Brüssel, Berlin (epd). Bundesinnenminister Horst Seehofer (CSU) hat vor dem Hintergrund der Zerstörung des Lagers Moria ein neues europäisches Asylsystem gefordert. Es solle an der Außengrenze entschieden werden, wer schutzbedürftig sei, und die Schutzbedürftigen sollten anschließend verteilt werden, erklärte Seehofer am Mittwoch im Bundestag in Berlin. Wenn nur die Schutzbedürftigen aufgenommen würden, könnten zwei Drittel der Asylbewerber schon nicht einreisen. "Und es ist ein Unterschied, ob ich eine Million in Europa zu verteilen habe oder zwei-, dreihunderttausend", sagte er.
Auf eine Frage, ob er wolle, dass "die Asylverfahren nicht mehr in Deutschland stattfinden sollen, sondern alle in den Hotspots selbst, so dass nur noch Anerkannte verteilt werden", sagte Seehofer: "Letzteres ist unser Ziel." Unklar war dabei, ob sich dies nur auf griechische Asylzentren oder auch andere bezog und damit, ob Seehofer gar keine Asylverfahren mehr in Deutschland durchführen lassen will. Der Minister äußerte sich vor dem Hintergrund der Zerstörung des griechischen Flüchtlingslagers Moria auf Lesbos in der vergangenen Woche und der für kommende Woche erwarteten Vorschläge der EU-Kommission für eine Reform des Asyl- und Migrationsrechts.
Die EU-Staaten haben sich bisher wegen der Frage der Verteilung nicht auf eine Reform des Asylrechts einigen können. Derzeit ist in der Regel das Land für einen Asylbewerber zuständig, wo dieser zuerst EU-Boden betritt. Bei den bisherigen Verhandlungen um die Umverteilung ging es allerdings vor allem um eine Verteilung von Asylbewerbern - also nicht um die Verteilung bereits anerkannter Schutzbedürftiger.

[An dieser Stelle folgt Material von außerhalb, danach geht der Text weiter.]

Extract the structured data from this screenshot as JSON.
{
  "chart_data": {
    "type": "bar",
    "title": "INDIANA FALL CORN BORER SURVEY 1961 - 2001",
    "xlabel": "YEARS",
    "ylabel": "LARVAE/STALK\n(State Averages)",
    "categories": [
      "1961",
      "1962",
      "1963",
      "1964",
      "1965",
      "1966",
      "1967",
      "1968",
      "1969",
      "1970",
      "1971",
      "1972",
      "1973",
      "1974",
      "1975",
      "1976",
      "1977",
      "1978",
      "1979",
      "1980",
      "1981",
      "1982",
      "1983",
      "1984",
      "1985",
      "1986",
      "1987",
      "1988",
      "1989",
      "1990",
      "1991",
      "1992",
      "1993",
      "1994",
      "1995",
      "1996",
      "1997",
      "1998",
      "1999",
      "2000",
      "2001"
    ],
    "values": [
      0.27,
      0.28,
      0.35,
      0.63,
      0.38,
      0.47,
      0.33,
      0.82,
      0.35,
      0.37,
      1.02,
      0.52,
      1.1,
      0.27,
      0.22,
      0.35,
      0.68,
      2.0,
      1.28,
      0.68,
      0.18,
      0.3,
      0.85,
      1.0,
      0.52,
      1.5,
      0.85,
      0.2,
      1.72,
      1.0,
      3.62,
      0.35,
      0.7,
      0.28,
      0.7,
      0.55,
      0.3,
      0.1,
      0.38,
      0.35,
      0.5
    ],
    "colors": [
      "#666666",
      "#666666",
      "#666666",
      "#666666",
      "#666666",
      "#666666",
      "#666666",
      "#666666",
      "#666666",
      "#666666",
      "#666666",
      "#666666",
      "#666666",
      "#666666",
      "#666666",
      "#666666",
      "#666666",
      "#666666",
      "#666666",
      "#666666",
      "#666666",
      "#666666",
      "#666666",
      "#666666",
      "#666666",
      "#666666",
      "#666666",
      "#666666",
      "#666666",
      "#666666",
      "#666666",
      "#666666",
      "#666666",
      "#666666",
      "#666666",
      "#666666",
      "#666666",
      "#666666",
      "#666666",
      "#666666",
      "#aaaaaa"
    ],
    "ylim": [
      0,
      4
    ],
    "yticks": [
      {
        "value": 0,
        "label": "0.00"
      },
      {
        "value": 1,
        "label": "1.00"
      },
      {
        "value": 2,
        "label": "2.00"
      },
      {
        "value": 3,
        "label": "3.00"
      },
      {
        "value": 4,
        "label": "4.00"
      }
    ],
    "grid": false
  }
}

Die Bundesregierung hatte sich Anfang des Jahres auf ein Konzept geeinigt, das sie in die Beratungen über das EU-Asylsystem einbringen wollte. Nach Angaben aus Regierungskreisen enthielt es unter anderem eine Vorprüfung von Asylanträgen an den EU-Außengrenzen. Bei Anträgen, die offensichtlich keinen Erfolg hätten, sollten dem Konzept zufolge auch Einreiseverweigerungen und Zurückweisungen ausgesprochen werden.
Den jetzigen Vorstoß verband Seehofer mit der Idee, dass die EU-Kommission künftig eine maßgebliche Rolle bei Asylverfahren an Außengrenzen spielen soll. Dem Wortlauf nach bezog er sich dabei zunächst nur auf ein neues Zentrum auf Lesbos. "Die Kommission soll eine tragende Rolle haben, das soll ja ein europäisches Asylzentrum werden, mit Europa-Qualitäts-Standards." Die nationale Regierung habe dabei immer auch ein Wort mitzureden. Die Bundesregierung sei ihrerseits bereit, "personell zu unterstützen".